Ora applichiamo lo stesso principio alla nostra comunità Internet.
Le persone che seguiamo, i nostri contatti, i nostri giornalisti e opinion leader di riferimento ci vengono suggeriti in base alle nostre idee. In pochissimo tempo la nostra finestra sul mondo ci fa pensare che tutti siano nostri cloni nei gusti e nelle idee politiche. Questo fidelizza chi usufruisce dei social, ma crea un problema secondario: ci fa sentire irrilevanti. Per emergere bisogna dimostrare che sì, a tutti piace il basilico, ma a me piace talmente tanto che ci dormo in mezzo.
In una decina d’anni, nemmeno realizziamo che lì fuori c’è gente con idee diverse, perché siamo troppo impegnati a raccontare alla nostra comunità che per noi il governo dovrebbe farci dormire nel basilico. Si dice fuori ci sia chi mangia diverso da noi, ma forse non è vero, e comunque saranno quattro gatti.
All’improvviso alla sagra regionale scopriamo che c’è eccome gente che mangia la carbonara, perché loro il basilico manco lo conoscono. Loro scoprono che esistiamo noi.
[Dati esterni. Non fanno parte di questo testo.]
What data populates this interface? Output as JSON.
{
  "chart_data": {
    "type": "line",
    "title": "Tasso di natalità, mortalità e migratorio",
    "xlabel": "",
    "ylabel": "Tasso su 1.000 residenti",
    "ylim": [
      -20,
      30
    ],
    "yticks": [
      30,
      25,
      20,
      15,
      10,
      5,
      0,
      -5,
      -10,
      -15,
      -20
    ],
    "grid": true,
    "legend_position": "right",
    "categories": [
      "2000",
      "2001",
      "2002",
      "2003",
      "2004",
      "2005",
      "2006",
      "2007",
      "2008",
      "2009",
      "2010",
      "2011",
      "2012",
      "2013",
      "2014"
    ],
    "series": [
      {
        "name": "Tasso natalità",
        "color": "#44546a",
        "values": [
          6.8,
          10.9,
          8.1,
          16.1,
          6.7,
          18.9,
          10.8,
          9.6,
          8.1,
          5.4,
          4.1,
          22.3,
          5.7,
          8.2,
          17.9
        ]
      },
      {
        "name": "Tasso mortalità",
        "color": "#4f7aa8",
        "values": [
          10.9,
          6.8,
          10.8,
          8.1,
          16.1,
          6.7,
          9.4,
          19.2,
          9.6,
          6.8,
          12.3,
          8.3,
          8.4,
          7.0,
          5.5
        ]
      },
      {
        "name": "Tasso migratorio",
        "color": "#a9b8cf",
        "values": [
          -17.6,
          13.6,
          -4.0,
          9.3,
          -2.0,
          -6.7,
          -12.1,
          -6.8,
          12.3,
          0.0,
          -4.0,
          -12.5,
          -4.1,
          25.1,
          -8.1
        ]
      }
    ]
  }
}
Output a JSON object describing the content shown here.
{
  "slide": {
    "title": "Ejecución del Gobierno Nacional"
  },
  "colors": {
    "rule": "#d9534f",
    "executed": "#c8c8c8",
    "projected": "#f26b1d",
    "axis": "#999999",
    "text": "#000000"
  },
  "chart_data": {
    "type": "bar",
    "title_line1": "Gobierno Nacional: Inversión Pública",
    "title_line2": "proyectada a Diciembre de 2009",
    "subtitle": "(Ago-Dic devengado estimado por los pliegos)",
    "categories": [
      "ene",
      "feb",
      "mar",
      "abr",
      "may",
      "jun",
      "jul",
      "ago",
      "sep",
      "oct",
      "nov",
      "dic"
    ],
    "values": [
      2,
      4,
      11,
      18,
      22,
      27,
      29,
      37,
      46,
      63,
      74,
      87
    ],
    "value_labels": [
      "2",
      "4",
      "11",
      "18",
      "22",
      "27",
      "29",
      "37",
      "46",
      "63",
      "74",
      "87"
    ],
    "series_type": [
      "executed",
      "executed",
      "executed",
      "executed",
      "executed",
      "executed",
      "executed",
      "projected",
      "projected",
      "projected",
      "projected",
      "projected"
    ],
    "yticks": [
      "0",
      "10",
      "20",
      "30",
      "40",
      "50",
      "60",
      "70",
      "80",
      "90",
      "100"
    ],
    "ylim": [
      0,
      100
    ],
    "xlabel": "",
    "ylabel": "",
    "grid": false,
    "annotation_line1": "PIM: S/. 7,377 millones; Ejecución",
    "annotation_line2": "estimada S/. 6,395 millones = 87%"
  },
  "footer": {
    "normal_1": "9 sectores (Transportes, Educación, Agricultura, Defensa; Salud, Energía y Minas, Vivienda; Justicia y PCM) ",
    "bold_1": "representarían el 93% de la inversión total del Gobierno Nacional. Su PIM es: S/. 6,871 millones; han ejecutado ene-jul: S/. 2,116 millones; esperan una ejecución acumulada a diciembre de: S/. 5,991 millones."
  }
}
A quel punto le posizioni sono talmente distanti, la retorica e la dialettica così antitetiche, che un compromesso o una via di mezzo sono impensabili e chi propone di ascoltare le loro ragioni, o di trovare un compromesso, viene linciato dalla propria comunità e bollato come traditore, filocarbonarista, infiltrato, voltagabbana.